Very undramatic, yet not at all anticlimactic. The crowd, at this point, was cheering and yelling stuff like “Fly straight, you bastard!” (Of course, was too cool for stuff like that. OK, so maybe I weren’t.)
The next 50 minutes or so was spent gaining altitude. The WK/SS1 circled over the airport, climbing. A third chaseplane - an Alphajet - took off.

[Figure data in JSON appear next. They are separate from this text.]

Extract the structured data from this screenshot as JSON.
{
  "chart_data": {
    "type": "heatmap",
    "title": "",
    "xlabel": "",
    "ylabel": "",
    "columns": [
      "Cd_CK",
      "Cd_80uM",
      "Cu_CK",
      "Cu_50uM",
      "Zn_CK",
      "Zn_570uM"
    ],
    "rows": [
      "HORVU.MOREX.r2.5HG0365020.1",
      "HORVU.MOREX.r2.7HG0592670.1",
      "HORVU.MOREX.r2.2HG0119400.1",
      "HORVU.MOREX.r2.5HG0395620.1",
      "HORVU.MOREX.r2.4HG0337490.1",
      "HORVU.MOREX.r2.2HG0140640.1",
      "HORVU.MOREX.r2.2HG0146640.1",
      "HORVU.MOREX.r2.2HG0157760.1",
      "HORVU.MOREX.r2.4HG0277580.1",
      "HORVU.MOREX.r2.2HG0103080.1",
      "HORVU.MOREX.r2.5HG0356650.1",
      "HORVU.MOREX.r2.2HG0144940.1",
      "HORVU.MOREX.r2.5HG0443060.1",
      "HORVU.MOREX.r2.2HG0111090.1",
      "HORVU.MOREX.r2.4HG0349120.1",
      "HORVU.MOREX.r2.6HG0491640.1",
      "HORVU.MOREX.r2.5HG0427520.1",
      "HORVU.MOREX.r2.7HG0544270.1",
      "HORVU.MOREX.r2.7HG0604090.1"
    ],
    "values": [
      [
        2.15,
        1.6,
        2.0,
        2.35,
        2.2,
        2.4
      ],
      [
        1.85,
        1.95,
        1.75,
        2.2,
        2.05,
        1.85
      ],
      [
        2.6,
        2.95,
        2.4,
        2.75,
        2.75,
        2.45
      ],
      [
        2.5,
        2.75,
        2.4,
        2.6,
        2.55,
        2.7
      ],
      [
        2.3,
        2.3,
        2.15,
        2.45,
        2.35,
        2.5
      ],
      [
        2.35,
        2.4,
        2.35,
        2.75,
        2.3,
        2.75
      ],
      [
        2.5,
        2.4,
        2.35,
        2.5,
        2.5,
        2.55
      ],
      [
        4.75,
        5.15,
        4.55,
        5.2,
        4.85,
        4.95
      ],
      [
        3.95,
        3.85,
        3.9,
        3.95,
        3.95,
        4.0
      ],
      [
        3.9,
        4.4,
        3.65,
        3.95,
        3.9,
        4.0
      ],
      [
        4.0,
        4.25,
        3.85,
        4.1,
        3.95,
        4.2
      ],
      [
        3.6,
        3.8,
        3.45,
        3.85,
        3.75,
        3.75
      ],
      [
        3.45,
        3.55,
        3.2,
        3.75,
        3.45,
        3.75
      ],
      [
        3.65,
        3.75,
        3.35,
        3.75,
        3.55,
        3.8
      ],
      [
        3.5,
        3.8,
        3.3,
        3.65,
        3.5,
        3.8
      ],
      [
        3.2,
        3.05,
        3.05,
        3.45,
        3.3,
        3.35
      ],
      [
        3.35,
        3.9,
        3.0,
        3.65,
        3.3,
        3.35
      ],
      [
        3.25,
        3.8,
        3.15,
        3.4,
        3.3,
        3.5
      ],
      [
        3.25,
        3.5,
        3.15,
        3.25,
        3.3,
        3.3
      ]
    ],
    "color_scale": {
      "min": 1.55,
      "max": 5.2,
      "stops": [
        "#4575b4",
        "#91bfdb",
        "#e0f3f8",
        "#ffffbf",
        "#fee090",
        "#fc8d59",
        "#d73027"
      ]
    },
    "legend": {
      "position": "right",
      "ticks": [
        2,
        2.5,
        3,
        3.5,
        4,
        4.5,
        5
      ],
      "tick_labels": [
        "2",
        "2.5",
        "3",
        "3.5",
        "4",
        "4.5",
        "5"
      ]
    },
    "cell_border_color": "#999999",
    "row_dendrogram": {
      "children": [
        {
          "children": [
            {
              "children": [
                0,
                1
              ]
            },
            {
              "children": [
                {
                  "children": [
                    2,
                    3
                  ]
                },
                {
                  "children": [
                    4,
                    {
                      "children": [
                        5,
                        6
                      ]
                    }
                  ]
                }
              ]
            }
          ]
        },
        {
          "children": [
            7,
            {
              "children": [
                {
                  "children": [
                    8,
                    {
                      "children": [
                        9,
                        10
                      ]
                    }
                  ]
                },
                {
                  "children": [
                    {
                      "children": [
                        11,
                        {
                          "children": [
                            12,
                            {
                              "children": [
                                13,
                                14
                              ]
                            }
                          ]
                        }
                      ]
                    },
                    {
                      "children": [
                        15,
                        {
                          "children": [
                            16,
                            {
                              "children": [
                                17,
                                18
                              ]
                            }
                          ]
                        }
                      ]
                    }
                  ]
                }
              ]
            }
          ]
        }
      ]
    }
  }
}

As the WK/SS1 neared launch altitude, they became invisible to the naked eye, but we could follow them by their contrails. Then they moved east from the airport into the restricted space over the desert, and we could no longer see even the contrails. In effect, we were looking into the sun, trying to pick the planes out of the haze.
Then a small smoketrail appeared a couple of fingerwidths under the sun: SS1’s engine started. That thing moves. Shooting straight up, it covered a huge arc of sky in the 80 seconds the engine burned. Like watching a bottle rocket, but one that keeps going and going… The smoketrail grew and grew and grew and then stopped and started to dissipate. A little while later, a very satisfying sonic boom could be heard. Like idiots, we were all looking skyward, even though we knew we couldn’t possibly see a damn thing.
As SS1 performed its reentry dive, it joined up with the chase planes one by one, so at one time it was leading a 4-plane formation before it finally touched down to whoops and cheers. White Knight flew in to buzz the crowd - they got a well-deserved cheer, too.
And that was that. SS1 was towed (Incidentally, by a Ford pick-up truck. As someone said: “This is most definitely an American project!”) in front of the audience with the pilot, Michael Melvill, standing on top, looking like someone who was having a really, really, really good day. As well he should.
I so bloody hope the pics come out OK…
To an old phart who watched the moon landing as a kid, this is just the coolest thing ever!
Thanks for the report SN!
Brian
Oh, same here. I had to wipe a tear or two from my eye today.
Does this mean they’re going to try to do it again within 2 weeks?!? That would mean that they win right?
Rutan hasn’t submitted formal notification that they’re going for the attempt. Best guess is that he’s going to try and sync it somehow with the anniversary of the Apollo 11 landing which was on July 20th, IIRC.